# Posts Tagged ‘Polynomials’

## Two points determine a line, three a quadratic — what has that got to do with CDs?

July 24, 2014 by Jyrki Lahtonen. 4 comments

In this post I describe how simple facts about polynomials are applied in correcting errors, for example scratches on compact disks.  The same technique is used in many other places, e.g. in the 2-dimensional QuickResponse  bar codes.

## Elements

The two facts from algebra that we need are:

Theorem 1. A polynomial of degree $$n$$ has at most $$n$$ zeros.

Theorem 2. If $$(x_1,y_1),(x_2,y_2),\ldots,(x_n,y_n)$$ are $$n$$ points on the $$xy$$-plane such that $$x_i\neq x_j$$ whenever $$i\neq j$$, then there is a unique polynomial $$f(x)$$ of degree $$<n$$ such that $$f(x_i)=y_i$$ for all $$i$$.

So, if $$n=2$$, we want the polynomial $$f(x)$$ to be linear. In that case, the graph $$y=f(x)$$ will be the line passing through the points $$(x_1,y_1)$$ and $$(x_2,y_2)$$. Similarly, when $$n=3$$ we want the polynomial to be (at most) quadratic, and we want its graph to pass through the given three points. Finding the coefficients of such a quadratic is not too arduous an exercise in linear systems of equations. For general $$n$$ there is a known formula for the polynomial $$f(x)$$ called Lagrange’s interpolation polynomial . The uniqueness of such a polynomial follows from Theorem 1. If $$f_1(x)$$ and $$f_2(x)$$ were two different polynomials of degree $$<n$$ passing through all these $$n$$ points, then their difference $$f_1(x)-f_2(x)$$ is also of degree $$<n$$ and vanishes at all the points $$x_i, i=1,2,\ldots,n$$, which is impossible by Theorem 1.

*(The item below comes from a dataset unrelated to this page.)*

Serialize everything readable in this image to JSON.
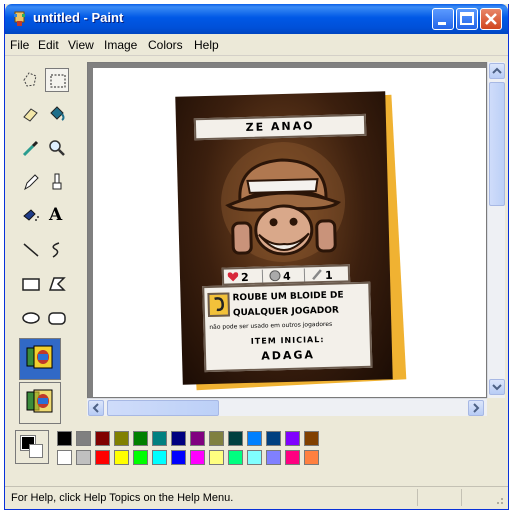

## Extending a message using a polynomial

The applications I discuss are about communication. We have two parties, a transmitter and a receiver. The transmitter wants to send a message to the receiver. We assume that they have in advance agreed upon a method of coding the messages to sequences of numbers $$y_1,y_2,\ldots,y_k$$ for some natural number $$k$$. The simplest way of communicating would be for the transmitter to simply write this list of numbers to a channel that the receiver can later read. The channel could be something like a note that you pass to a classmate or it could be compact disk, where the transmitter just writes the numbers. It could be something fancier like a radio frequency band, or an optical fiber, but we ignore the physical nature of the channel here.